Moore (now a progressive Democratic congresswoman) got 69 percent of the vote to Walker’s 31 percent.
Was Walker really that inept? That unappealing?
No. He was running in a district that had in the previous redistricting process been drawn to favor a Democrat, and it did.
Three years later, in a district that had been drawn to be more favorable to a Republican, Walker won a special election with ease. And he went on to hold the seat with percentages as high as Moore’s in 1990.
This is the reality of redistricting when the process is controlled by politicians seeking partisan advantage. It denies voters options and prevents capable candidates from even being competitive.
Walker knows this.
He also knows that the new congressional and legislative district maps drawn up by the Fitzgerald brothers and their highly paid lawyers are the most partisan — and least competitive — in Wisconsin history. No one expects Senate Majority Leader Scott or Assembly Speaker Jeff to act responsibly; they are determined to “Fitzgermander” Wisconsin to serve their own political ends.
Walker should provide some adult supervision. The governor can do that by embracing Rep. Mark Pocan’s call for a redistricting intervention.
Expressing the general outrage over the Fitzgeralds’ determination to fast-track the redrawing of legislative districts, the Madison Democrat noted, “The Republican proposal is highly partisan, intentionally drawn not with Wisconsin’s best interest in mind, but rather their own special interests in mind.”

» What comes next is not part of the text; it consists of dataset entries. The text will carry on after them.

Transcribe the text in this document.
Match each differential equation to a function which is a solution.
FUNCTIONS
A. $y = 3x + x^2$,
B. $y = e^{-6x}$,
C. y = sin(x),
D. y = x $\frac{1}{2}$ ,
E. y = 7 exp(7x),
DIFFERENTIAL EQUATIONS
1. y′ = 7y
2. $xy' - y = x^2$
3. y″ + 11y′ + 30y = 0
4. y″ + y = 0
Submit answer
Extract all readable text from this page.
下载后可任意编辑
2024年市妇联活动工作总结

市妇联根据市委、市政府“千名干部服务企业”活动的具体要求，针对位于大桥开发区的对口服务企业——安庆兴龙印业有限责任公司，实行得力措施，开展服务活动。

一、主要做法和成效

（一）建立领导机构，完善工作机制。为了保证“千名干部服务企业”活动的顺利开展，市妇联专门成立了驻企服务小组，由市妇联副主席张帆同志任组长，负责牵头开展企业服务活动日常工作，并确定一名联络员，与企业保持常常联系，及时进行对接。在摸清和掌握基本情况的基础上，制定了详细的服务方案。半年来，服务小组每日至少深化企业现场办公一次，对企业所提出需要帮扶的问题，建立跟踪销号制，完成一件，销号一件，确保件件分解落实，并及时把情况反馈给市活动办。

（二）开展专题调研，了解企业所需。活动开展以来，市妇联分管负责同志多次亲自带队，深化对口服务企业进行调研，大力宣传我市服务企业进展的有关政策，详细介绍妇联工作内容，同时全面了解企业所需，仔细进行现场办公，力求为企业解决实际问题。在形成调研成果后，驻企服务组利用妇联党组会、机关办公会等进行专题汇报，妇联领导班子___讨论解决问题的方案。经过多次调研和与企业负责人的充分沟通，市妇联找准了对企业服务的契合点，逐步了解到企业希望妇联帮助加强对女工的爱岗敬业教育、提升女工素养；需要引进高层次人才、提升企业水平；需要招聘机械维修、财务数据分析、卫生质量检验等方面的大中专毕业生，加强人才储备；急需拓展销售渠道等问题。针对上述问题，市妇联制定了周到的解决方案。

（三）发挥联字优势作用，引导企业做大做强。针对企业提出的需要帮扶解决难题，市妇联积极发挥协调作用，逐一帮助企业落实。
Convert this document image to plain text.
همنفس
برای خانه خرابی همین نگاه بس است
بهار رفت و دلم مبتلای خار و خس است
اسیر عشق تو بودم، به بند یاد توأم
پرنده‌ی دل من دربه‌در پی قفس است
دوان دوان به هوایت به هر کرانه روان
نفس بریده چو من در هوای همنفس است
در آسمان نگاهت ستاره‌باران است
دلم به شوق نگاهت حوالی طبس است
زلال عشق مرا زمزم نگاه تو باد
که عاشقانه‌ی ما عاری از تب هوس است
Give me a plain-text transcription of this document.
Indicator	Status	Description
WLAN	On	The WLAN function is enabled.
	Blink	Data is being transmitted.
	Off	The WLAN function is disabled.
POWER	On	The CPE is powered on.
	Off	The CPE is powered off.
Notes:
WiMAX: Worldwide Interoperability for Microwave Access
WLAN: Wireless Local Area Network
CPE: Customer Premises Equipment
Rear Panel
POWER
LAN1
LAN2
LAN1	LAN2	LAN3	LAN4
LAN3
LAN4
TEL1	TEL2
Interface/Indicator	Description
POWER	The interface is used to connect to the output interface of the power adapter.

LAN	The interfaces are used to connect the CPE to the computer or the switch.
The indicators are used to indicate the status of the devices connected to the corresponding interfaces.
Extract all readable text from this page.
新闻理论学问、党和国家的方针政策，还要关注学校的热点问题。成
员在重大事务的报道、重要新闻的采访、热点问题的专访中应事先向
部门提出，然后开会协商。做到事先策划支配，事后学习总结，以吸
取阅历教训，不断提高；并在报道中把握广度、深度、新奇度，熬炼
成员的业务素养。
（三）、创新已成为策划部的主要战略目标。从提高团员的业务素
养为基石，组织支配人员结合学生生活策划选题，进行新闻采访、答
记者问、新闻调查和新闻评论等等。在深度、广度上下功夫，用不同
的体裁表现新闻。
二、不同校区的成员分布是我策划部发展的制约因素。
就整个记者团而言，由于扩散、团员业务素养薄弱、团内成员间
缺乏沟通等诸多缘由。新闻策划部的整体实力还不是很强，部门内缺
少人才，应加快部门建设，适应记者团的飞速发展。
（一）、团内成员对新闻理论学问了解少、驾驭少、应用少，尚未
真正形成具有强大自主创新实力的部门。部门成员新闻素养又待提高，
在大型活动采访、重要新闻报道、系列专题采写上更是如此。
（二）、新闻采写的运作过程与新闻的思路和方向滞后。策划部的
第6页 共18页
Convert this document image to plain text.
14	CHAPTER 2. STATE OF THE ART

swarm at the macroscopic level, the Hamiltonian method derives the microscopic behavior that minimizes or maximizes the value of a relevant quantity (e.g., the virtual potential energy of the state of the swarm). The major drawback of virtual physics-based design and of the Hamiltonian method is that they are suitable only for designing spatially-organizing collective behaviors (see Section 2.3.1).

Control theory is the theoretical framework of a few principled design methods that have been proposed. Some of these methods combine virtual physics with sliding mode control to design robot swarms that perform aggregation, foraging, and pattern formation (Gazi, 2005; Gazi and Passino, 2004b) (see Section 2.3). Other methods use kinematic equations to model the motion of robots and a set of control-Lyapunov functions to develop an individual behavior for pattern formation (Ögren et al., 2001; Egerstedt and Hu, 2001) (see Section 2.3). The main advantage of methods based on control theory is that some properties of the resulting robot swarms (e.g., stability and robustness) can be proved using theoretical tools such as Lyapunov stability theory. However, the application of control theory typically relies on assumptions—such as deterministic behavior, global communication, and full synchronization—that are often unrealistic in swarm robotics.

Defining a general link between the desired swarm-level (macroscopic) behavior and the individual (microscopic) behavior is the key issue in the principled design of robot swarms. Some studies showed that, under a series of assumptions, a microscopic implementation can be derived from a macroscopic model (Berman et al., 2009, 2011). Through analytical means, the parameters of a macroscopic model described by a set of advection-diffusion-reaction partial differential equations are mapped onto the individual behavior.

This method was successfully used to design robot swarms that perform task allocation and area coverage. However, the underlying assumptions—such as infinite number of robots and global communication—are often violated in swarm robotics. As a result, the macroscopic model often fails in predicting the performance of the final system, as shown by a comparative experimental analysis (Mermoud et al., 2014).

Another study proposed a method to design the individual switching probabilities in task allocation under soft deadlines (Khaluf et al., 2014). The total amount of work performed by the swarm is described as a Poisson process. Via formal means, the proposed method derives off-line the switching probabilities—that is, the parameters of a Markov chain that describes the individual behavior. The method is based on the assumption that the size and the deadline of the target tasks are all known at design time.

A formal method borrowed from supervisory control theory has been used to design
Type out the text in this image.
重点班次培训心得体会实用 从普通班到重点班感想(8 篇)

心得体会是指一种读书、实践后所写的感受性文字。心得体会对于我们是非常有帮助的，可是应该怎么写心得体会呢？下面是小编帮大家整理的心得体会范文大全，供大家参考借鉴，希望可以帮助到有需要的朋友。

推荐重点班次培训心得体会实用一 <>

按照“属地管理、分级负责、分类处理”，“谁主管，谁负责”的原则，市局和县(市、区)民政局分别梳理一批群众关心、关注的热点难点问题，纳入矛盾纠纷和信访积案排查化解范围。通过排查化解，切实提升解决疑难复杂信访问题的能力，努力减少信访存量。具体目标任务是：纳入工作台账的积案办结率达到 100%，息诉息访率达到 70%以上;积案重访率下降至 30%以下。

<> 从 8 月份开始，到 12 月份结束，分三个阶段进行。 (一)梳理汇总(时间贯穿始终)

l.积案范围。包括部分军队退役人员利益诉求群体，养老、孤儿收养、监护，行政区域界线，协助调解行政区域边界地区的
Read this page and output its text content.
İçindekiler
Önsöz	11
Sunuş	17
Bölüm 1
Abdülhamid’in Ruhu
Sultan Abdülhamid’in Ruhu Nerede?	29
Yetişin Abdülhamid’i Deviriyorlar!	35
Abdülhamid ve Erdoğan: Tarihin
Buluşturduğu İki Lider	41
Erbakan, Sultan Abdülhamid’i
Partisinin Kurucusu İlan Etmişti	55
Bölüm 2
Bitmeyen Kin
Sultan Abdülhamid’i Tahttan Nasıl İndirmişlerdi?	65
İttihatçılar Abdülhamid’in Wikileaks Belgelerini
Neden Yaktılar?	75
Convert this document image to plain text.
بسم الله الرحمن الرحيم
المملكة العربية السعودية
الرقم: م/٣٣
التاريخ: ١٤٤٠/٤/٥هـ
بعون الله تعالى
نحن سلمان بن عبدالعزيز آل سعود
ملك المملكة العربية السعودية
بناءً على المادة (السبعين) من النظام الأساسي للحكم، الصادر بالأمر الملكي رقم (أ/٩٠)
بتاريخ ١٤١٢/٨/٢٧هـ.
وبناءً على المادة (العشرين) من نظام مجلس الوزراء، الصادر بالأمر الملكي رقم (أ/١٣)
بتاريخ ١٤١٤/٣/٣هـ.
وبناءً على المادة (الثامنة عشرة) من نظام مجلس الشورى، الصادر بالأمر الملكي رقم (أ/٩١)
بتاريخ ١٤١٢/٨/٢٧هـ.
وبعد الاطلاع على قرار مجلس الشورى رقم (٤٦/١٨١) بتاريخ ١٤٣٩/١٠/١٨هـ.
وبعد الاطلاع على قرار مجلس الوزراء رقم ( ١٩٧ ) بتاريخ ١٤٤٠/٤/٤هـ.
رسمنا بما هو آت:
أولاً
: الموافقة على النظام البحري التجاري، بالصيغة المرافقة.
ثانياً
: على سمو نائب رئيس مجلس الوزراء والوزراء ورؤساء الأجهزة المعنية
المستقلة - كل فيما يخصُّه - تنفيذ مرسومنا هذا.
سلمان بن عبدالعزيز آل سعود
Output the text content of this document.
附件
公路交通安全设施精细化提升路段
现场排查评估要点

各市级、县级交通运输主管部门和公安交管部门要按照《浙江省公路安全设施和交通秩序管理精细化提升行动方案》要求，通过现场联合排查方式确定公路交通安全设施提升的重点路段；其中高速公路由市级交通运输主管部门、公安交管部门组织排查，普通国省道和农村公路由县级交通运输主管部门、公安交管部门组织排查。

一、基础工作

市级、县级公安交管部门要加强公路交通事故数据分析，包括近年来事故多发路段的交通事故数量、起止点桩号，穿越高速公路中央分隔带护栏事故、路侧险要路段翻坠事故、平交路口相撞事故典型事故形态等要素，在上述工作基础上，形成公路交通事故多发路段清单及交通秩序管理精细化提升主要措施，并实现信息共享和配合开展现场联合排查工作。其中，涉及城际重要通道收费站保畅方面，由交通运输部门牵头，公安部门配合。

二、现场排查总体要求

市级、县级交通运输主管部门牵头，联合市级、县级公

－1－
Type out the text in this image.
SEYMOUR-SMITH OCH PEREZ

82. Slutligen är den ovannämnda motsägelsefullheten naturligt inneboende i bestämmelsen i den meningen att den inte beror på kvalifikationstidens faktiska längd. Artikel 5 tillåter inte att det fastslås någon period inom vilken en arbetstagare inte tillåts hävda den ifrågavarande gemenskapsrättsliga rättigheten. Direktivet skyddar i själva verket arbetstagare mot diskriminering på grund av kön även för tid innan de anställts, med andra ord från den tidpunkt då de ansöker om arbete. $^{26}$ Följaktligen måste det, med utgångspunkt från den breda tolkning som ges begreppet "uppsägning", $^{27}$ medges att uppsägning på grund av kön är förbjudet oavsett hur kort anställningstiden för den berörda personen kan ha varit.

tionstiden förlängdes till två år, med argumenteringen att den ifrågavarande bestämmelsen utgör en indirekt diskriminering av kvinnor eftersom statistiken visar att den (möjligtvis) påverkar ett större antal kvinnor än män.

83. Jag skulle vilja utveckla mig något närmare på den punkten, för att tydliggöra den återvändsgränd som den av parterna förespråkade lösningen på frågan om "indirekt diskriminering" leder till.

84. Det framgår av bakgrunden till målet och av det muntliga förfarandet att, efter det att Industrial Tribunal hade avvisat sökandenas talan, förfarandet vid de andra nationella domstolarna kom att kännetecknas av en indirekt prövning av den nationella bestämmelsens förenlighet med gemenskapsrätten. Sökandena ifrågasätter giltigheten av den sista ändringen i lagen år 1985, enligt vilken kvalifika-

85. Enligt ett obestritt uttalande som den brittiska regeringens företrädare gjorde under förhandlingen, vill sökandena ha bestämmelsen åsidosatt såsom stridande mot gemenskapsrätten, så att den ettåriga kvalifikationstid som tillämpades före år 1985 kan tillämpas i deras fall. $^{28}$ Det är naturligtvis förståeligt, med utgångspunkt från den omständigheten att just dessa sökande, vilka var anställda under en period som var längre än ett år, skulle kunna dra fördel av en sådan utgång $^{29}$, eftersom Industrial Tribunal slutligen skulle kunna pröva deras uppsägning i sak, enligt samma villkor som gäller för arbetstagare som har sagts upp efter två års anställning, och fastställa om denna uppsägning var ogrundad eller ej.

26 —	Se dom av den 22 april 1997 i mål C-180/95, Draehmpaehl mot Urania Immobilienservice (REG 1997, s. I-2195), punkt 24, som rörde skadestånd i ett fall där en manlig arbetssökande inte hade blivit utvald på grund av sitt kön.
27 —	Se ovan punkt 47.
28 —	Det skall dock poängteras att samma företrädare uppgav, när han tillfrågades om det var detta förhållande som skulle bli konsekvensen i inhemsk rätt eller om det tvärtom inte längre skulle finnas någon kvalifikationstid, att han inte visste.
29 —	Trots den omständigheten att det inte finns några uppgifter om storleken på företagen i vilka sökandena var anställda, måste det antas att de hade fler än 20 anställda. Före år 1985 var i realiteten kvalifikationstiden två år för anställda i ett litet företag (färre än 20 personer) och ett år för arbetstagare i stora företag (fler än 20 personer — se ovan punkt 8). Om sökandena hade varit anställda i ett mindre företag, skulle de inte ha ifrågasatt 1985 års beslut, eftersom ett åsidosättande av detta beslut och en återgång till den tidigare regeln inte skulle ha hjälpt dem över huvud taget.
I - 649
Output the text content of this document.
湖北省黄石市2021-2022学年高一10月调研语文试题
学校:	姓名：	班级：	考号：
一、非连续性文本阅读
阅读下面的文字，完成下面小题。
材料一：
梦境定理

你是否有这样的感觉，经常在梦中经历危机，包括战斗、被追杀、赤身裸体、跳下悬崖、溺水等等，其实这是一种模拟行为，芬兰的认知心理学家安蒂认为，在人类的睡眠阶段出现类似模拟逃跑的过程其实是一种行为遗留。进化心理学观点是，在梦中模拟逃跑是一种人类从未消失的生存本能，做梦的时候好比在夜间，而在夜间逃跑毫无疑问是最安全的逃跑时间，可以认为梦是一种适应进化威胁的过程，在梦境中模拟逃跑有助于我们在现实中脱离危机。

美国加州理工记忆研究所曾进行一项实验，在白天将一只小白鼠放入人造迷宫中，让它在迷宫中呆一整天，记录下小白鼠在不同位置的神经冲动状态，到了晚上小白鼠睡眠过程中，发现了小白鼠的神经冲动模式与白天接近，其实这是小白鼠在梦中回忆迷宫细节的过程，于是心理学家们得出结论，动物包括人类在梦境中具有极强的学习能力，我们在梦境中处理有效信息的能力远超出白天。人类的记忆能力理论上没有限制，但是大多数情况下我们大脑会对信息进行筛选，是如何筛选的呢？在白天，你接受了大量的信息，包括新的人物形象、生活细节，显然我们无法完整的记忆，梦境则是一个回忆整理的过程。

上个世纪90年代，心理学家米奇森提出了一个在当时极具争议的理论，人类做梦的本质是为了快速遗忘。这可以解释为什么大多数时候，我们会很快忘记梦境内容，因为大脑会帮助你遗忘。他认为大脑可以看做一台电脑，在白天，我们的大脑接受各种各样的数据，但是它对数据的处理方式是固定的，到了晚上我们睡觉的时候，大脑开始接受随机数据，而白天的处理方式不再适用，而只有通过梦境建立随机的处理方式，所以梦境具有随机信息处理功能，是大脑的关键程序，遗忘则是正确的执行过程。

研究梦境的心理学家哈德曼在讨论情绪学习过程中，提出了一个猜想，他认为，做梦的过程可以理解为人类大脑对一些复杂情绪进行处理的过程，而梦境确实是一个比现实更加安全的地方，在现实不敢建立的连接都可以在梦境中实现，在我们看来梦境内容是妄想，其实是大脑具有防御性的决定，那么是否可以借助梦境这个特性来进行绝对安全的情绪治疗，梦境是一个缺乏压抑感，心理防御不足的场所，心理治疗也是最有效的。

“Redistricting isn’t something to be rushed through the Legislature without adequate public input,” noted Pocan, who addressed an appeal to Walker that was appropriately blunt: “Governor Walker, your fear of losing the majority in the Senate after the recall elections is no justification for rushing through a bill the Legislature only takes up once every decade. I fear in your rush to change Wisconsin, you are not weighing the damage you are doing to our state.”
There are those who will dismiss the prospect that Walker might ever put the interests of Wisconsin ahead of his personal ambitions. Perhaps they are right. But this is a moment where the governor could prove his critics wrong. Announcing that he will not participate in the fast-tracking of redistricting, and that he will work with the Legislature as it stands after the recalls, would allow Walker to rise above the petty partisanship of the Fitzgeralds.
Failing to do the right thing would simply suggest that Walker is still a loser who wants to “win” by gaming the system and undermining democracy.